A1 Refereed original research article in a scientific journal
Starvation Reveals Maintenance Cost of Humoral Immunity
Authors: Valtonen TM, Kleino A, Ramet M, Rantala MJ
Publisher: SPRINGER
Publication year: 2010
Journal: Evolutionary Biology
Journal name in source: EVOLUTIONARY BIOLOGY
Journal acronym: EVOL BIOL
Volume: 37
Issue: 1
First page : 49
Last page: 57
Number of pages: 9
ISSN: 0071-3260
DOI: https://doi.org/10.1007/s11692-009-9078-3
Susceptibility to pathogens and genetic variation in disease resistance is assumed to persist in nature because of the high costs of immunity.
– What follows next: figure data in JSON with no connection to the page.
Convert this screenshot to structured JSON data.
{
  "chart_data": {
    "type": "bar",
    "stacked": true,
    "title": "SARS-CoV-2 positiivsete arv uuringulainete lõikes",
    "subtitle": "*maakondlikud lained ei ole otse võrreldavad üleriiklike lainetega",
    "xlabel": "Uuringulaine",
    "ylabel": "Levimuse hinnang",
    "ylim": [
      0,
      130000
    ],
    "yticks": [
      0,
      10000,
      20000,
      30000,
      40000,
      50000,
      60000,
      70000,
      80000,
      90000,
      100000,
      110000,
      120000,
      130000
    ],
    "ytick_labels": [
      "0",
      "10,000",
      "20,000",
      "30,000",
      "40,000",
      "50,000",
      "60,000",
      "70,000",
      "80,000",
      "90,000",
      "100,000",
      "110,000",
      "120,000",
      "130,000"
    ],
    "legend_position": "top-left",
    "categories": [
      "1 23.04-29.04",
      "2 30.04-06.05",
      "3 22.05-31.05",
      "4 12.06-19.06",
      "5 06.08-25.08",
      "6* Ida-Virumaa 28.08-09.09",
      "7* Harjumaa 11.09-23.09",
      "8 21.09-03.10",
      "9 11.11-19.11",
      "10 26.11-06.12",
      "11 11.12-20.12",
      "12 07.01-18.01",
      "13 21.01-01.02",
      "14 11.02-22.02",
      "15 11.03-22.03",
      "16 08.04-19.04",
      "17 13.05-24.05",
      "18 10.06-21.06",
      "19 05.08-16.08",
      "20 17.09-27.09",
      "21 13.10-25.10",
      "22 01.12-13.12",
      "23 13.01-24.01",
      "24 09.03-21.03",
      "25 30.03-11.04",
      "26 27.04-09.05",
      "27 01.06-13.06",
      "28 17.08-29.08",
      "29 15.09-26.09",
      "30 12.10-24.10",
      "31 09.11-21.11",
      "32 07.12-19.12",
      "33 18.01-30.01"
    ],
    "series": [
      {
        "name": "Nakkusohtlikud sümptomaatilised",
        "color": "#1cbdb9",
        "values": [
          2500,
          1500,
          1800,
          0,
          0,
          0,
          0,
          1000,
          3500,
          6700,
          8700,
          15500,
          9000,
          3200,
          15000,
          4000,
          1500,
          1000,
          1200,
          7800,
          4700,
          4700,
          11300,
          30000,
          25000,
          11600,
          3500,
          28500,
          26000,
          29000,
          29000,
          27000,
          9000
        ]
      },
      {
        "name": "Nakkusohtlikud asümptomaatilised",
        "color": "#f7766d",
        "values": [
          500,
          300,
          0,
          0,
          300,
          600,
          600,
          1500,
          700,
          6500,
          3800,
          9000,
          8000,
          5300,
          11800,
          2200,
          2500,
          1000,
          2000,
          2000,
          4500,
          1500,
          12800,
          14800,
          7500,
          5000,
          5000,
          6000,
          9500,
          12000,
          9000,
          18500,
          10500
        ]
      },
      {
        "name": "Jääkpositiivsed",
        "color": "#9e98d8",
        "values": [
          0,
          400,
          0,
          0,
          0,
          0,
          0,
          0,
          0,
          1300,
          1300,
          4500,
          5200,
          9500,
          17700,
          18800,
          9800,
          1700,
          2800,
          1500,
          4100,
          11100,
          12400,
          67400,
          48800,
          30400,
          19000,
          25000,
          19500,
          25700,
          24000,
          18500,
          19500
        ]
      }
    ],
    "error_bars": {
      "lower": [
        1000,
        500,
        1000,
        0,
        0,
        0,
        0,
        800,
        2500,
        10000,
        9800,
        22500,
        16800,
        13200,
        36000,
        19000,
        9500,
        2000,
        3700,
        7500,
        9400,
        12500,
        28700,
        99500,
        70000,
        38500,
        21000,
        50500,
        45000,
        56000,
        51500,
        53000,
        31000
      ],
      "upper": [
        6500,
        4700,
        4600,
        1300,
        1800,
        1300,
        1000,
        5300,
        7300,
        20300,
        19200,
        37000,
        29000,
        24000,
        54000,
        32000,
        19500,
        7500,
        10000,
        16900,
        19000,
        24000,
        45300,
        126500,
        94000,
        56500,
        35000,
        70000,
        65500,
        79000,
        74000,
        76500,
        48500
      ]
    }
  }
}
Within immunity there are different kinds of costs. Costs of immunological deployment, the costs of mounting an immune response, are measured as a change in fitness following immunological challenge. Maintenance costs of immunity are associated with investments of resources into the infrastructure of an immune system and keeping the system at a given level of readiness in the absence of infection. To demonstrate the costs of immunological maintenance in the absence of infection is considered more difficult. In the present study we examined the maintenance costs of the immune system in lines of Drosophila melanogaster that differed in their antibacterial innate immune response under starved and non-starved conditions. Immunodeficient mutant flies that have to invest less in the immunological maintenance were found to live longer under starvation than wild type flies, whereas the opposite was found when food was provided ad libitum. Our study provides evidence for the physiological cost of immunological maintenance and highlights the importance of environmental variation in the study of evolutionary trade-offs.